Volume 7, Number 3 (November 1999)

Juliet Popper Shaffer and Yung-Pin Chen, "A Novel Method of Proof With an Application to Regression" (66K)

A useful way of approaching a statistical problem is to consider whether the addition of some missing information would transform the problem into a standard form with a known solution. The EM algorithm (Dempster, Laird, and Rubin 1977), for example, makes use of this approach to simplify computation. Occasionally it turns out that knowledge of the missing values is not necessary to apply the standard approach. In such cases the following simple logical argument shows that any optimality properties of the standard approach in the full-information situation generalize immediately to the approach in the original limited-information situation: If any better estimate were available in the limited-information situation, it would also be available in the full-information situation, which would contradict the optimality of the original estimator. This approach then provides a simple proof of optimality, and often leads directly to a simple derivation of other properties of the solution. The approach can be taught to graduate students and theoretically-inclined undergraduates. Its application to the elementary proof of a result in linear regression, and some extensions, are described in this paper. The resulting derivations provide more insight into some equivalences among models as well as proofs simpler than the standard ones. --JPS

Key Words: Best linear unbiased estimation; Least squares estimation; Unbiased estimation; Variance estimation.


Christine M. Anderson-Cook, "An In-Class Demonstration to Help Students Understand Confidence Intervals" (39K)

This article discusses an active learning technique that can be easily incorporated into a variety of introductory statistics classes to demonstrate purely subjective and statistical confidence intervals. The concepts of confidence intervals, confidence levels, and the fixed, but unknown, population parameter are frequently misunderstood by a significant proportion of students. This class activity demonstrates these concepts by stressing the objective nature of statistical confidence intervals. It also emphasizes that the precision of the interval depends on the quality of the data used in its construction. The proposed exercise takes less than 50 minutes of lecture time and helps to solidify these essential statistical concepts in a visual and memorable way. Student reaction to the exercise has been positive as measured anecdotally by both improved student understanding of the concepts and increased interest in the activity. --CMA-C

Key Words: Active learning; Introductory statistics courses; Purely subjective intervals.


Philip J. Boland and Yudi Pawitan, "Trying To Be Random in Selecting Numbers for Lotto" (65K)
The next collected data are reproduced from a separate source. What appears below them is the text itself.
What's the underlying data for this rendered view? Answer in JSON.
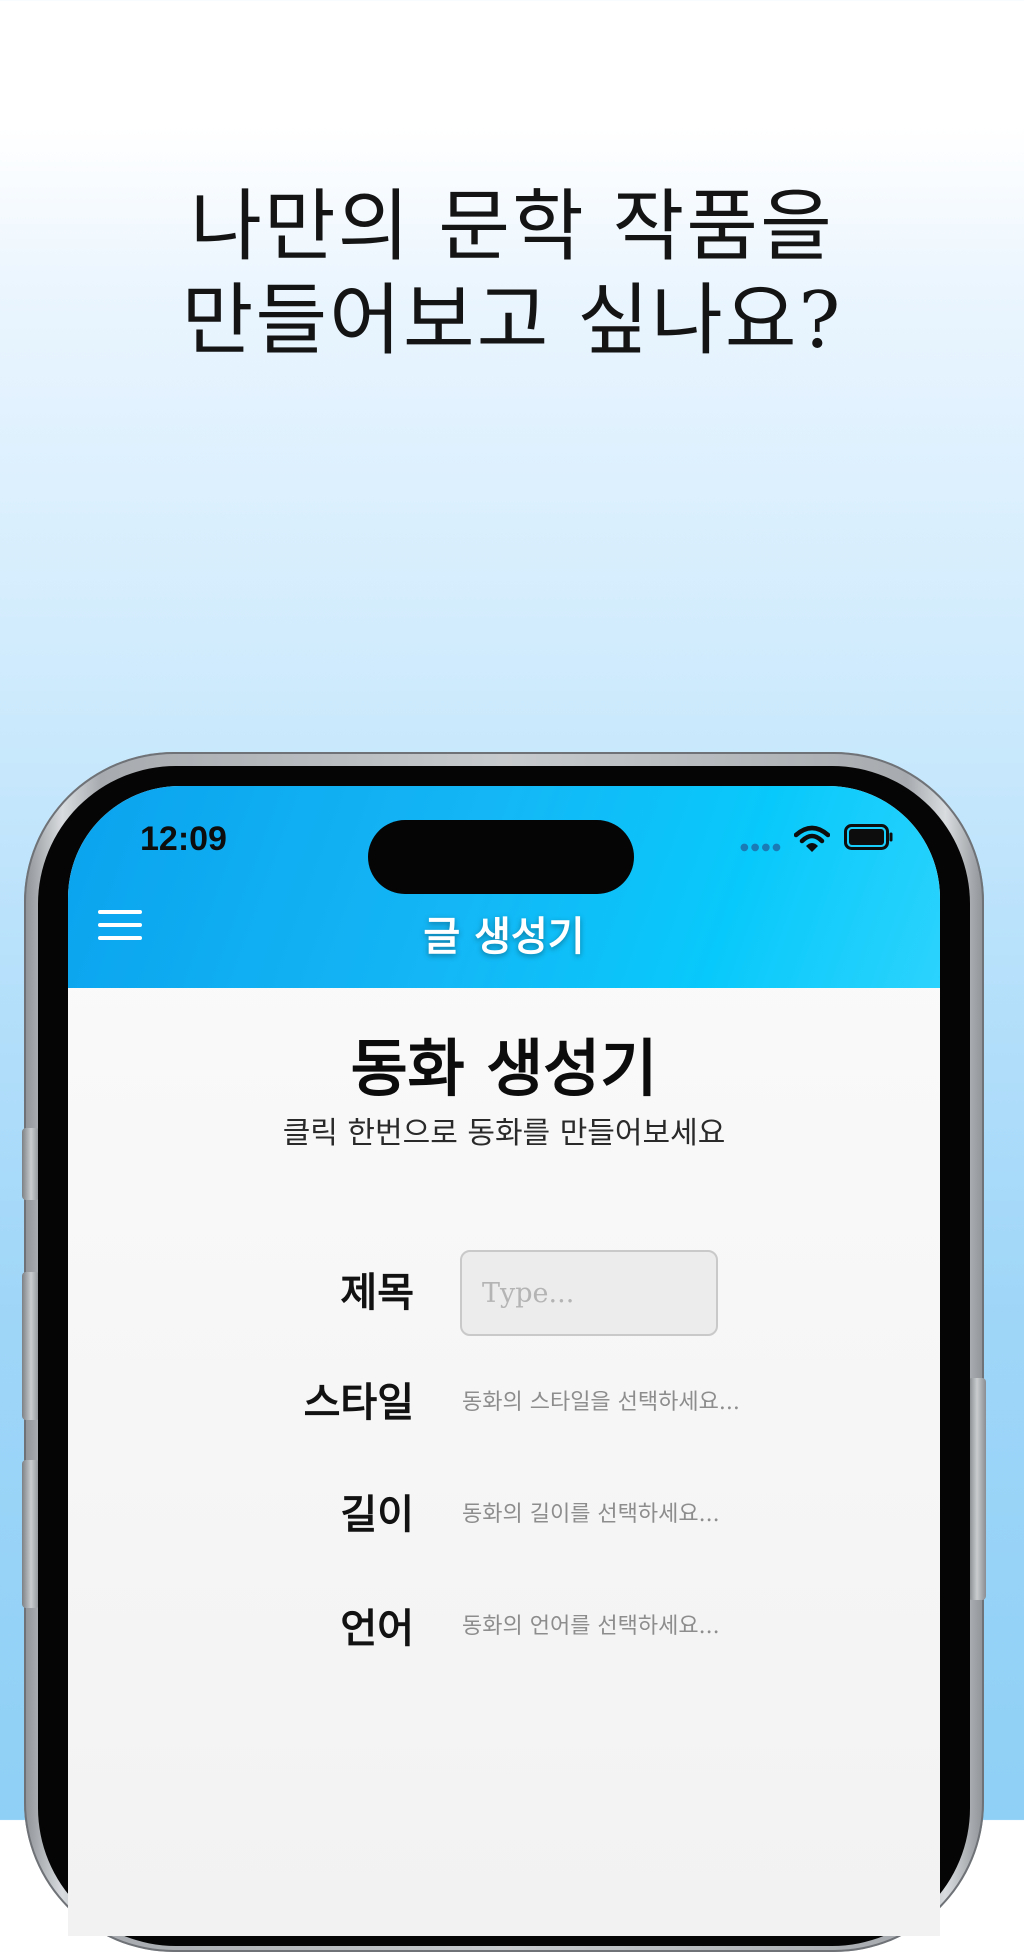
{
  "headline": {
    "line1": "나만의 문학 작품을",
    "line2": "만들어보고 싶나요?"
  },
  "status_bar": {
    "time": "12:09",
    "icons": [
      "cellular-signal-icon",
      "wifi-icon",
      "battery-icon"
    ]
  },
  "app_bar": {
    "title": "글 생성기",
    "menu_icon": "hamburger-menu-icon"
  },
  "page": {
    "title": "동화 생성기",
    "subtitle": "클릭 한번으로 동화를 만들어보세요"
  },
  "form": {
    "title": {
      "label": "제목",
      "value": "",
      "placeholder": "Type..."
    },
    "style": {
      "label": "스타일",
      "placeholder": "동화의 스타일을 선택하세요..."
    },
    "length": {
      "label": "길이",
      "placeholder": "동화의 길이를 선택하세요..."
    },
    "language": {
      "label": "언어",
      "placeholder": "동화의 언어를 선택하세요..."
    }
  },
  "colors": {
    "app_bar_start": "#0aa3ee",
    "app_bar_end": "#2bd3fd",
    "background_top": "#ffffff",
    "background_bottom": "#8fd0f6"
  }
}
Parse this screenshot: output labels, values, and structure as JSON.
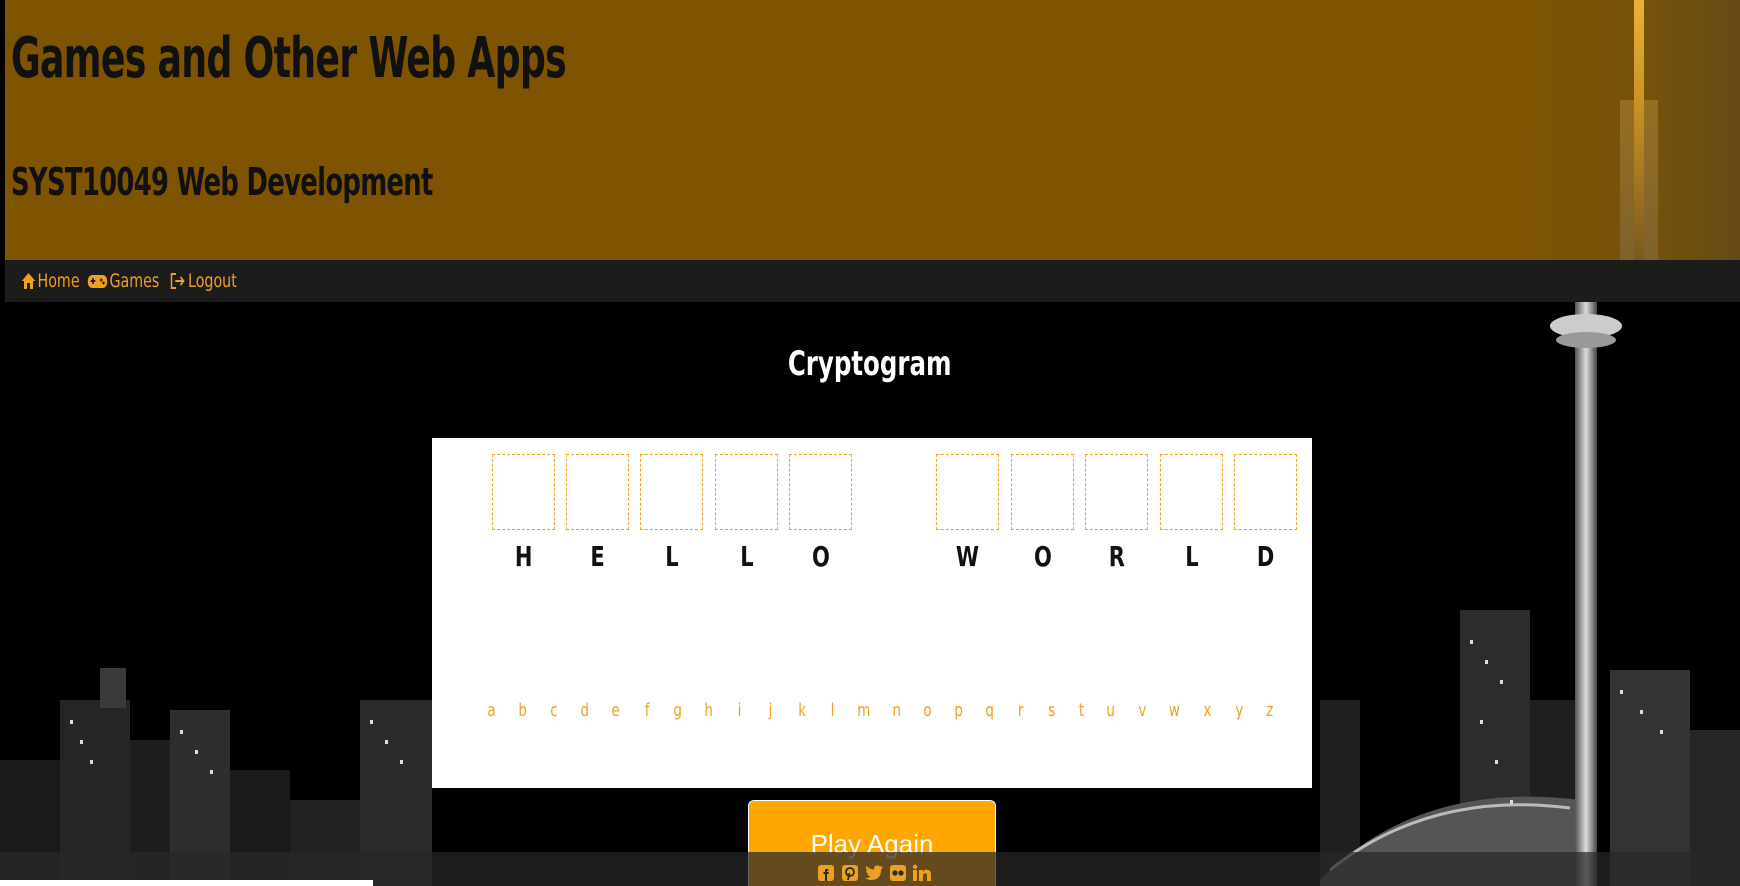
{
  "header": {
    "title": "Games and Other Web Apps",
    "subtitle": "SYST10049 Web Development"
  },
  "nav": {
    "home": "Home",
    "games": "Games",
    "logout": "Logout"
  },
  "game": {
    "title": "Cryptogram",
    "words": [
      [
        "H",
        "E",
        "L",
        "L",
        "O"
      ],
      [
        "W",
        "O",
        "R",
        "L",
        "D"
      ]
    ],
    "alphabet": [
      "a",
      "b",
      "c",
      "d",
      "e",
      "f",
      "g",
      "h",
      "i",
      "j",
      "k",
      "l",
      "m",
      "n",
      "o",
      "p",
      "q",
      "r",
      "s",
      "t",
      "u",
      "v",
      "w",
      "x",
      "y",
      "z"
    ],
    "play_again": "Play Again"
  },
  "footer": {
    "social": [
      "facebook-icon",
      "pinterest-icon",
      "twitter-icon",
      "flickr-icon",
      "linkedin-icon"
    ]
  },
  "colors": {
    "header_bg": "#7f5400",
    "accent": "#f0a020",
    "button": "#ffa600",
    "nav_bg": "#1c1c1c"
  }
}
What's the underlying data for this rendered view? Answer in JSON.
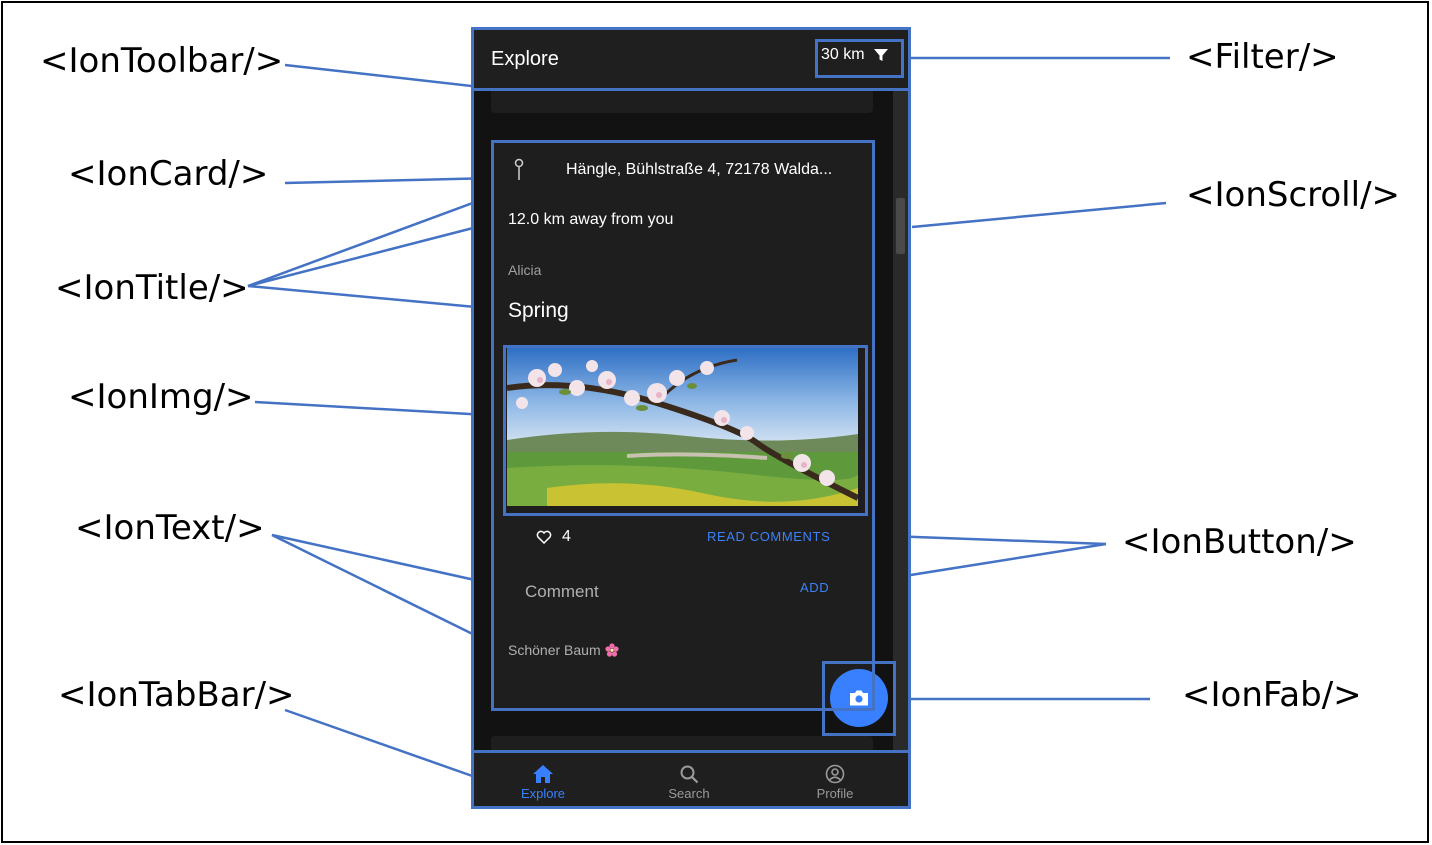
{
  "labels": {
    "toolbar": "<IonToolbar/>",
    "card": "<IonCard/>",
    "title": "<IonTitle/>",
    "img": "<IonImg/>",
    "text": "<IonText/>",
    "tabbar": "<IonTabBar/>",
    "filter": "<Filter/>",
    "scroll": "<IonScroll/>",
    "button": "<IonButton/>",
    "fab": "<IonFab/>"
  },
  "app": {
    "title": "Explore",
    "filter_value": "30 km",
    "post": {
      "address": "Hängle, Bühlstraße 4, 72178 Walda...",
      "distance": "12.0 km away from you",
      "author": "Alicia",
      "title": "Spring",
      "likes": "4",
      "read_comments": "READ COMMENTS",
      "comment_label": "Comment",
      "add": "ADD",
      "comment_text": "Schöner Baum"
    },
    "tabs": [
      {
        "label": "Explore",
        "icon": "home-icon",
        "active": true
      },
      {
        "label": "Search",
        "icon": "search-icon",
        "active": false
      },
      {
        "label": "Profile",
        "icon": "person-circle-icon",
        "active": false
      }
    ]
  },
  "colors": {
    "annotation": "#4472c4",
    "accent": "#3880ff",
    "background": "#121212",
    "surface": "#1e1e1e"
  }
}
In the lottery game Lotto n/N, the winning n numbers are selected randomly and without replacement from {1, 2, 3, ..., N}. The selection of the winning numbers is normally done with a highly sophisticated mechanical device, and one of the appealing aspects of Lotto is that this procedure is seen to be fair and unbiased. An important perceived consequence is that no one (for a given amount of money) is seen to have a better chance of winning than anyone else. Few people would be willing to let an individual perform this task because of possible bias, but do we really know how difficult it is for an individual to be random in selecting numbers? In an experiment to observe the types and degrees of bias an individual might possess, data were collected from students who were asked to perform as 'random' number generators for the Lotto 6/42 game. Data consisting of the winning numbers from the Irish National Lottery game Lotto 6/42 were obtained from previous years, and a statistical package (in this case, S-Plus) was used to generate other simulated data. A comparison of the three sets of data using many of the basic tools in descriptive statistics together with some goodness of fit tests provides a useful exercise for students to test their intuition about randomness and to discover some of the inherent (and sometimes subtle) biases individuals possess when they attempt to be random. --PJB

Key Words: Bias; Boxplots; Chi-squared tests; Lottery; Minimum gap; QQ plots.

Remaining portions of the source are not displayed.